Mein Server läuft super mit der alten "Perfekt-Server-trallala"
Ich hatte halt nur die Frage, ob es, bei einer Neuinstallation Sinn macht, statt (jetzt) courier dovecot auszuwählen.

Muss ja irgendwelche Vorteile haben...

Grüße
Laubie


----------



## planet_fox (8. Mai 2010)

@Laubie schau hier



> Dovecot ist eine weiterer IMAP und POP3 Server, dessen Hauptaugenmerk auf Sicherheit ausgelegt wurde. Dovecot ist eine vollfunktionale Alternative zu Courier-IMAP, die auch deutlich ressourcenfreundlicher ist.Es wird mbox als auch maildir unterstützt.
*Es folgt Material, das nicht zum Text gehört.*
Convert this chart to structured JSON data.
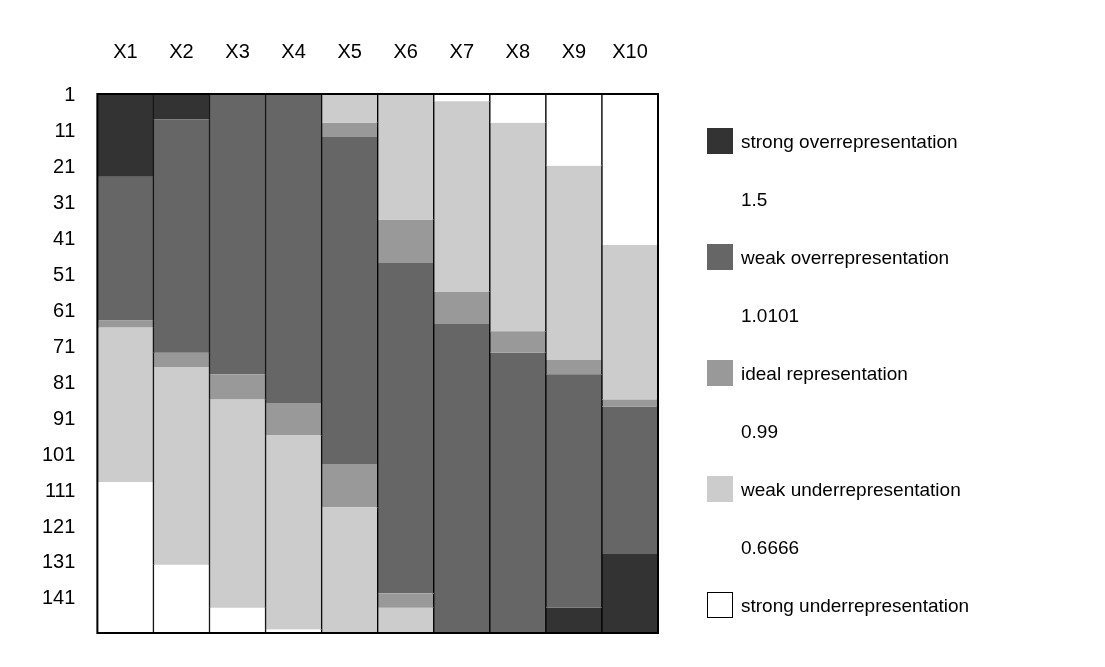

Natürlich ist TLS/SSL auch kein Fremdwort für dovecot.


http://www.howtoforge.de/blogroll/perfekte-server%E2%80%93debian-lenny-debian-5-0-ispconfig-3-mit-dovecot-und-bind/


----------



## Laubie (8. Mai 2010)

cool!
Danke.

Grüße
Laubie


----------



## F4RR3LL (8. Mai 2010)

DU brauchst auch keine neuinstallation machen , du kannst auf einem laufenden System wechseln, hab ich auch gemacht. Irgendwo hier hat der Till auch geschrieben was zu beachten ist ...


----------



## Laubie (9. Mai 2010)

oh.
gut zu wissen.

Ich habe noch mailman laufen. Macht das probleme?

Grüße und schönen Sonntag
Laubie


----------



## Till (9. Mai 2010)

Es macht keinen Sinn auf einem gut laufenden Server von Courier zu Dovecot zu wechseln. Ich verwende z.B. auf meinen Servern grundsätzlich Courier und nicht Dovecot. Courier läuft schnell, habe auch keine Ressourcen Probleme und mit Mailboxen > 10GB hat er auch keine Probleme. Außerdem sind mit Dovecot z.B. keine Traffic Statistiken in ISPConfig möglich.


----------



## F4RR3LL (10. Mai 2010)

Till, keinen Sinn würde ich nu auch ned sagen, ich komme mit dovecot besser klar, mag es lieber und daher will ichs haben wenns geht. 
Die Stats sind mir da eher zweitrangig. 
Denke das ist so ne Sache des Glaubens wie bei KDE oder Gnome.... 

Gruß Sven

PS: Gnome rockt


----------



## Laubie (10. Mai 2010)

hmm... auf meinem letzten Lappi hatte ich Xubuntu... was mach ich jetzt? 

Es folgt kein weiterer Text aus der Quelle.